In March 2017 I decided to give my liver a chance and give up alcohol for the month. Not only was I exhausted, but my Drunk Shopping was in danger of becoming embarrassing. The kids were loving the regular buckets of gummy bears, but the morning my internet search history revealed that I’d been looking for ‘wine pants’ (which don’t apparently exist, at least not in a form that Drunk Me was prepared to purchase) I decided enough was enough. I’d also accidentally friend requested a load of complete strangers on Facebook (swiping past the ‘friend recommendations’, I’d somehow managed to friend request them). I was getting kind of concerned (as well as grimly intrigued) about what Drunk Me would buy next.
Whilst the ease with which I stopped drinking reassured me that I wasn’t spiralling into alcoholism, it was still uncomfortable being sober. This wasn’t because I wanted or needed alcohol but because it meant I had to live with the sharpness of what I was feeling on a daily basis.
I hate to say this, and I certainly wouldn’t recommend it, but in some ways the cliché that is ‘drinking to numb the pain’ actually works – to an extent. Drinking in the evenings blocked out the hurt I was feeling and let me pretend to be ok for just a few hours. However, alcohol’s anxiety increasing properties meant that drinking certainly didn’t help during the Dark Hours – that desperate time between 1am and 5am – when I was wide awake, staring at the ceiling, heart racing, palms sweating and my brain running over every detail of what had happened and what might happen next. Without alcohol I was better able to cope with those Dark Hours – I still lay awake thinking in tortured loops for hours, but that gut clawing sense of panic and anxiety were lessened slightly, meaning I could face the next day without being exhausted by the night’s ‘sleep’ I’d just experienced.

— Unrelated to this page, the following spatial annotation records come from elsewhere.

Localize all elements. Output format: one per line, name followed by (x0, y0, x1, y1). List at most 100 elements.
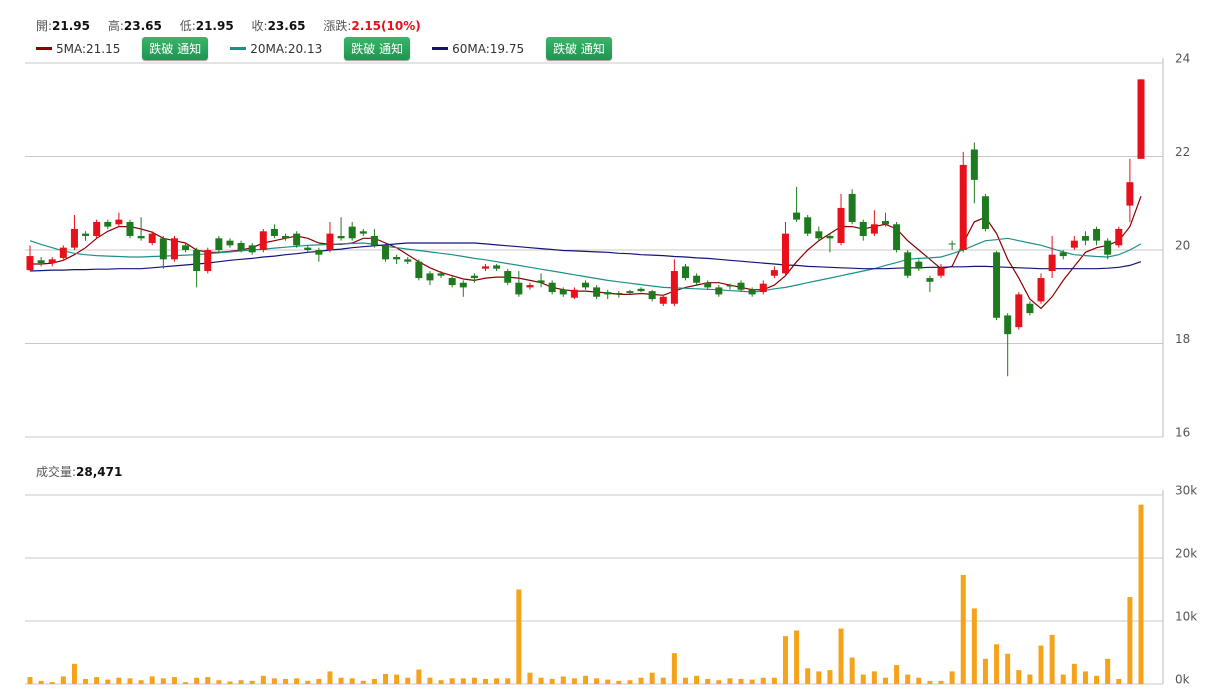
volume-bar (416, 669, 422, 684)
candle-body (604, 292, 612, 295)
candle-body (104, 221, 112, 227)
candle-body (726, 285, 734, 287)
candle-body (1126, 182, 1134, 206)
candle-body (82, 233, 90, 236)
candle-body (904, 252, 912, 276)
volume-bar (360, 680, 366, 684)
candle-body (870, 224, 878, 234)
ma-line (29, 237, 1142, 293)
candle-body (1137, 79, 1145, 159)
label: 高: (107, 19, 124, 33)
candle-body (693, 275, 701, 283)
ma-line (30, 195, 1142, 310)
candle-body (382, 245, 390, 260)
volume-bar (138, 680, 144, 684)
candle-body (237, 242, 245, 250)
candle-body (759, 283, 767, 293)
volume-bar (83, 678, 89, 684)
candle-body (293, 233, 301, 246)
candle-body (404, 259, 412, 262)
legend: 5MA:21.15 跌破 通知 20MA:20.13 跌破 通知 60MA:19.75 跌… (36, 37, 634, 60)
volume-bar (1038, 645, 1044, 684)
candle-body (681, 266, 689, 279)
candle-body (170, 238, 178, 260)
volume-bar (60, 676, 66, 684)
volume-bar (905, 674, 911, 684)
candle-body (526, 285, 534, 288)
label: 收: (251, 19, 268, 33)
volume-bar (927, 680, 933, 684)
candle-body (582, 282, 589, 288)
volume-bar (1060, 674, 1066, 684)
candle-body (470, 275, 478, 279)
candle-body (781, 233, 789, 274)
candle-body (482, 266, 490, 269)
candle-body (737, 282, 745, 290)
volume-bar (894, 665, 900, 684)
candle-body (248, 245, 256, 253)
y-tick-label: 24 (1175, 52, 1190, 66)
candle-body (748, 289, 756, 295)
volume-bar (760, 677, 766, 684)
volume-bar (394, 674, 400, 684)
volume-bar (916, 677, 922, 684)
volume-bar (1027, 674, 1033, 684)
volume-bar (571, 678, 577, 684)
volume-bar (594, 678, 600, 684)
volume-bar (605, 679, 611, 684)
volume-bar (882, 677, 888, 684)
label: 開: (36, 19, 53, 33)
legend-swatch (432, 47, 449, 50)
candle-body (437, 273, 445, 276)
volume-bar (516, 589, 522, 684)
volume-bar (194, 677, 200, 684)
alert-button[interactable]: 跌破 通知 (546, 37, 612, 60)
volume-bar (505, 678, 511, 684)
volume-bar (560, 676, 566, 684)
candle-body (670, 271, 678, 304)
candle-body (570, 289, 578, 298)
candle-body (770, 270, 778, 276)
volume-bar (949, 671, 955, 684)
volume-bar (849, 657, 855, 684)
value: 23.65 (123, 19, 162, 33)
candle-body (548, 282, 556, 293)
volume-bar (816, 671, 822, 684)
candle-body (1004, 315, 1012, 335)
candle-body (959, 164, 967, 250)
volume-bar (1094, 675, 1100, 684)
volume-bar (227, 681, 233, 684)
value: 2.15(10%) (351, 19, 421, 33)
volume-bar (371, 678, 377, 684)
volume-bar (427, 677, 433, 684)
volume-bar (971, 608, 977, 684)
candle-body (559, 289, 567, 295)
candle-body (459, 282, 467, 288)
candle-body (848, 193, 856, 222)
volume-bar (782, 636, 788, 684)
value: 21.95 (195, 19, 234, 33)
y-tick-label: 16 (1175, 426, 1190, 440)
volume-bar (1138, 504, 1144, 684)
y-tick-label: 20k (1175, 547, 1197, 561)
candle-body (926, 278, 934, 282)
y-tick-label: 20 (1175, 239, 1190, 253)
label: 漲跌: (323, 19, 352, 33)
volume-bar (1016, 670, 1022, 684)
volume-bar (405, 677, 411, 684)
candle-body (704, 282, 712, 288)
candle-body (348, 226, 356, 239)
volume-bar (960, 575, 966, 684)
label: 低: (179, 19, 196, 33)
volume-header: 成交量:28,471 (36, 463, 122, 480)
volume-bar (1116, 678, 1122, 684)
volume-bar (749, 679, 755, 684)
candle-body (893, 224, 901, 250)
candle-body (315, 250, 323, 255)
volume-bar (627, 680, 633, 684)
alert-button[interactable]: 跌破 通知 (142, 37, 209, 60)
alert-button[interactable]: 跌破 通知 (344, 37, 411, 60)
candle-body (826, 235, 834, 239)
label: 成交量: (36, 465, 77, 479)
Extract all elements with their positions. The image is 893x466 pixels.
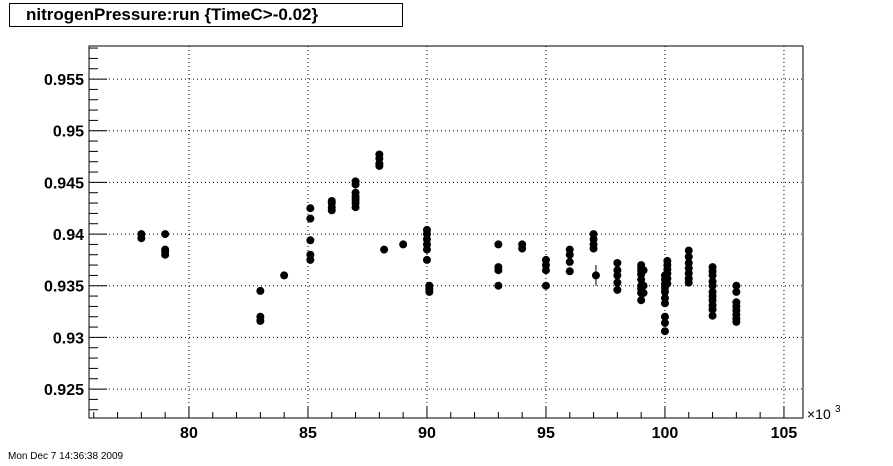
data-point	[422, 245, 431, 254]
data-point	[541, 266, 550, 275]
y-tick-label: 0.955	[44, 72, 84, 89]
data-point	[399, 240, 408, 249]
data-point	[494, 281, 503, 290]
tick-labels: 80 85 90 95 100 105 0.925 0.93 0.935 0.94 0.945 0.9…	[44, 72, 797, 442]
data-point	[613, 285, 622, 294]
data-point	[306, 236, 315, 245]
x-multiplier-exponent: 3	[835, 404, 841, 415]
data-point	[660, 312, 669, 321]
data-point	[565, 257, 574, 266]
data-point	[306, 204, 315, 213]
chart-title: nitrogenPressure:run {TimeC>-0.02}	[9, 3, 403, 27]
axis-ticks	[89, 47, 785, 418]
data-point	[380, 245, 389, 254]
x-tick-label: 105	[771, 425, 798, 442]
data-point	[637, 275, 646, 284]
y-tick-label: 0.925	[44, 382, 84, 399]
data-point	[639, 266, 648, 275]
y-tick-label: 0.935	[44, 279, 84, 296]
data-point	[684, 278, 693, 287]
data-point	[306, 214, 315, 223]
data-point	[425, 287, 434, 296]
data-point	[613, 259, 622, 267]
data-point	[589, 244, 598, 253]
data-point	[732, 287, 741, 296]
data-point	[494, 240, 503, 249]
data-point	[708, 305, 717, 314]
data-point	[732, 281, 741, 290]
y-tick-label: 0.95	[53, 124, 84, 141]
data-point	[137, 234, 146, 243]
data-point	[494, 266, 503, 275]
data-point	[280, 271, 289, 280]
data-point	[732, 317, 741, 326]
data-point	[660, 287, 669, 296]
data-point	[613, 271, 622, 280]
x-tick-label: 100	[652, 425, 679, 442]
data-point	[327, 206, 336, 215]
data-point	[161, 250, 170, 259]
data-point	[639, 281, 648, 290]
data-point	[565, 250, 574, 259]
data-point	[660, 318, 669, 327]
x-tick-label: 90	[418, 425, 436, 442]
grid	[89, 46, 803, 418]
y-tick-label: 0.945	[44, 175, 84, 192]
x-tick-label: 95	[537, 425, 555, 442]
data-point	[708, 271, 717, 280]
data-point	[660, 299, 669, 308]
data-point	[161, 230, 170, 239]
data-point	[591, 271, 600, 280]
data-point	[565, 267, 574, 276]
x-tick-label: 80	[180, 425, 198, 442]
data-point	[541, 281, 550, 290]
y-tick-label: 0.94	[53, 227, 84, 244]
data-point	[256, 286, 265, 295]
plot-frame	[88, 45, 804, 419]
data-point	[351, 203, 360, 212]
data-point	[306, 255, 315, 264]
data-point	[639, 288, 648, 297]
y-tick-label: 0.93	[53, 330, 84, 347]
timestamp: Mon Dec 7 14:36:38 2009	[8, 451, 124, 462]
data-point	[613, 278, 622, 287]
data-point	[663, 279, 672, 288]
x-multiplier-label: ×10	[807, 406, 831, 422]
data-point	[422, 255, 431, 264]
data-point	[518, 244, 527, 253]
data-point	[256, 316, 265, 325]
data-point	[351, 180, 360, 189]
data-points	[137, 150, 741, 336]
data-point	[708, 281, 717, 290]
data-point	[684, 252, 693, 261]
data-point	[708, 311, 717, 320]
data-point	[375, 161, 384, 170]
data-point	[684, 246, 693, 255]
data-point	[660, 327, 669, 336]
x-tick-label: 85	[299, 425, 317, 442]
data-point	[637, 296, 646, 305]
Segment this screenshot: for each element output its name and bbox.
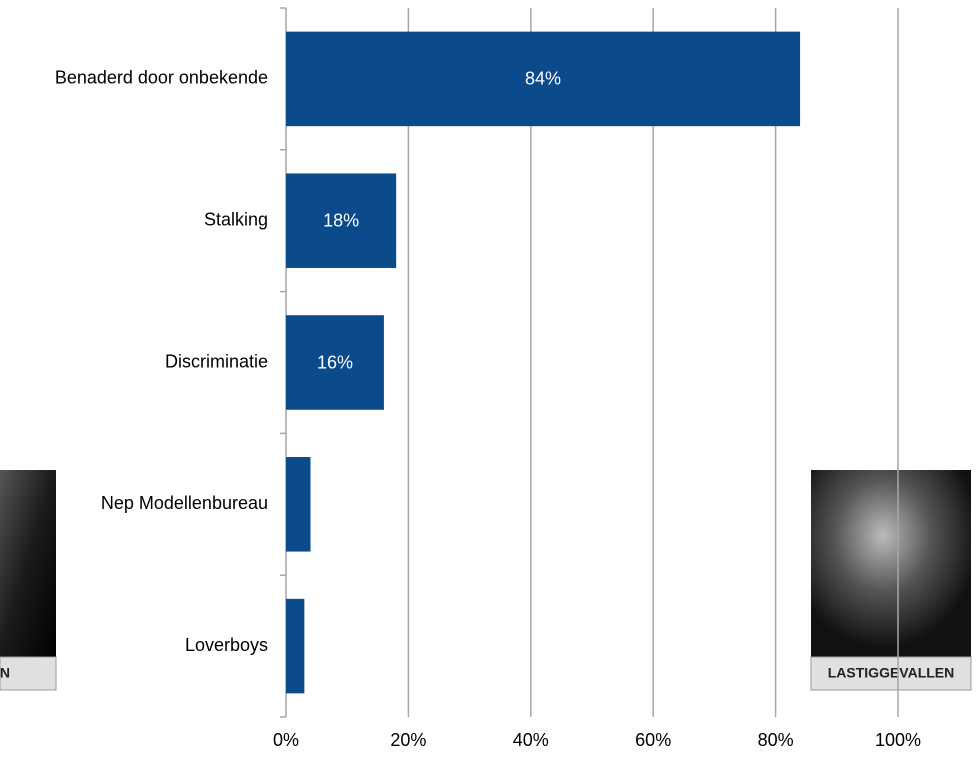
photo-left: N xyxy=(0,470,57,691)
photo xyxy=(0,470,56,657)
y-tick-label: Nep Modellenbureau xyxy=(101,493,268,513)
bar xyxy=(286,173,397,268)
value-label: 16% xyxy=(317,352,353,372)
x-tick-label: 40% xyxy=(513,730,549,750)
x-tick-label: 0% xyxy=(273,730,299,750)
x-tick-label: 80% xyxy=(758,730,794,750)
bar xyxy=(286,31,801,127)
y-tick-label: Loverboys xyxy=(185,635,268,655)
y-tick-label: Discriminatie xyxy=(165,351,268,371)
x-tick-label: 20% xyxy=(390,730,426,750)
value-label: 18% xyxy=(323,210,359,230)
photo-caption: LASTIGGEVALLEN xyxy=(828,665,955,681)
x-tick-label: 60% xyxy=(635,730,671,750)
x-tick-label: 100% xyxy=(875,730,921,750)
caption-bar xyxy=(810,656,972,691)
y-tick-label: Stalking xyxy=(204,209,268,229)
bar xyxy=(286,457,311,552)
value-label: 84% xyxy=(525,69,561,89)
photo-right: LASTIGGEVALLEN xyxy=(810,470,972,691)
caption-bar xyxy=(0,656,57,691)
bar xyxy=(286,315,384,410)
bar xyxy=(286,598,305,694)
y-tick-label: Benaderd door onbekende xyxy=(55,68,268,88)
photo xyxy=(811,470,971,657)
photo-caption: N xyxy=(0,665,10,681)
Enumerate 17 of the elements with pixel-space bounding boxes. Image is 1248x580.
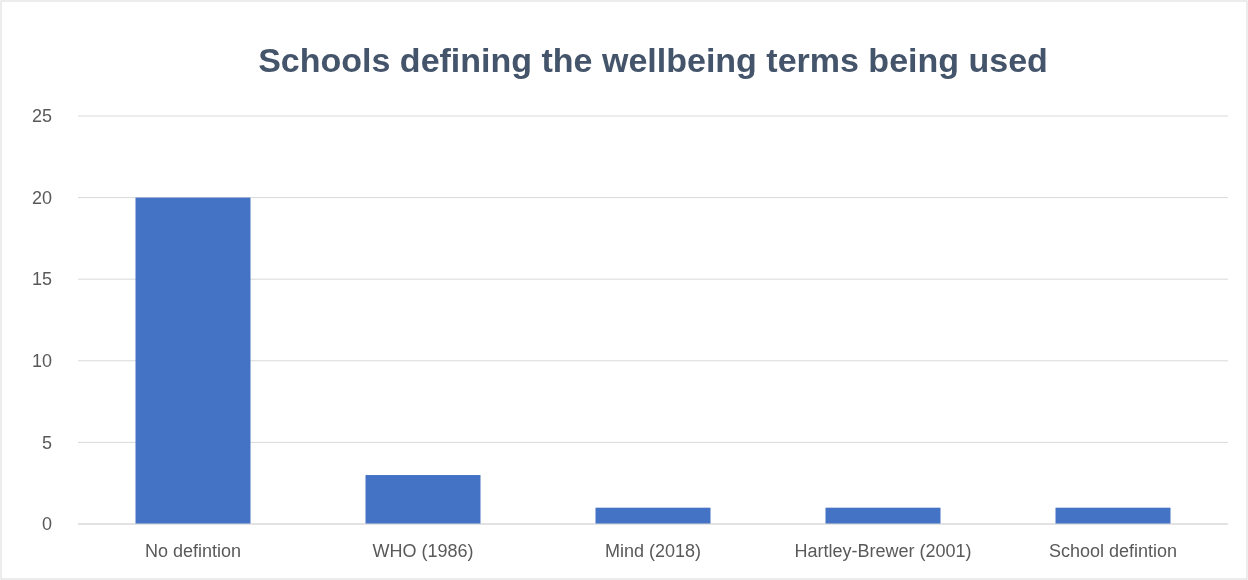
y-tick-label: 5 (41, 432, 52, 453)
y-tick-label: 10 (31, 351, 52, 372)
x-tick-label: WHO (1986) (372, 540, 474, 561)
chart-title: Schools defining the wellbeing terms being used (258, 41, 1048, 79)
x-tick-label: Mind (2018) (604, 540, 702, 561)
bar (365, 475, 481, 524)
y-tick-label: 20 (31, 187, 52, 208)
bar (135, 197, 251, 524)
bar (1055, 507, 1171, 524)
y-tick-label: 15 (31, 269, 52, 290)
x-tick-label: No defintion (144, 540, 242, 561)
bar (595, 507, 711, 524)
bar (825, 507, 941, 524)
x-tick-label: Hartley-Brewer (2001) (794, 540, 972, 561)
y-tick-label: 0 (41, 514, 52, 535)
y-tick-label: 25 (31, 106, 52, 127)
x-tick-label: School defintion (1048, 540, 1178, 561)
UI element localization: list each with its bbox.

Not drinking had also given everything back its edges – including my sense of hurt. Not drinking had sharpened my senses and I became much more angry than I had ever been before. When I had discovered E’s first affair it was like a loss of innocence – until that February morning in 2008, when I’d found all of those texts on his phone, I’d had an almost childlike belief in E, and in our relationship – in that moment something very precious had died and I knew my life would never be the same again. Now, nine years later, I felt that all the years that I’d invested in our relationship after that first affair were a pointless, soul-less, waste of time. I’d lived under the oppressive shadow of that first affair, and the way it made me feel physically and mentally, for all that time. I’d tried so hard to move on and not make it an issue. I’d tried so hard to get things right. I felt so stupid.
I also felt so much resentment and anger – why couldn’t he have just been honest after that first affair, or in fact after the others? Why did he effectively trap me in the relationship and deprive me of the chance to make a new life for myself? If he’d just been honest and just left after that first affair, the kids and I would have had time to get used to things. If he’d left after the second or even the third affair, I wouldn’t now be in the house with a massive mortgage that we bought when he came back from Singapore. Even if he’d left when he met P, I’d have had at least two more years to try and start a new life on my own. As it was, he’d spent nine years doing exactly what he wanted whilst lying to me and about me, and I’d wasted nine years of my life, literally thrown them away, believing I was in a relationship with someone who loved me.
I felt that he had denied me the right to make a new life for myself. If he’d left me after that first affair I would have been in my late thirties, living near my parents and sister, with the chance of maybe meeting someone else, and, vitally, with the opportunity to start rebuilding my career. Now I was in my late forties, living over 60 miles away from my family, and whilst I could start trying to rebuild my career, I’d lost so much time. I felt like he’d robbed me of nine years of my life.
However, despite forcing me to confront how I felt about what had happened (or perhaps because of it) not drinking did put me on a more even keel emotionally. Ironically, one of the things that I’d tortured myself about during the Dark Hours was the fact that I was drinking too much. Now that I’d stopped drinking, I was able to start a ‘things that I’ve done right’ list to counter the ‘everything you’ve done wrong since you were 18’ list that my brain was throwing at me every night. I started reciting a list of ‘things I achieved today’ to myself as I went to sleep. This list would include things like ‘got out of bed and got dressed’ – because most days that was an achievement. It would also include the little things like ‘didn’t text E when Youngest Daughter came home from school in tears’ – because, trust me, that really took some self-discipline.
Alongside the not drinking, I’d also decided to try and take care of myself a little bit more. Although I’m usually pretty healthy, a nd despite the incredibly healthy purchases Drunk Me had made in a alcohol fuelled ‘must be better’ haze over the last couple of months I’d pretty much lived off gummy bears, pizza and chardonnay. I started walking 4-5k a day and got my fruit and veg consumption back on track. I was still struggling emotionally – the slightest thing going wrong, or even just not as planned, could still send me into a spiral of stomach plunging, heart palpitating, anxiety – but I was beginning to feel like I was Me again. Only this was a New Me – Me without E.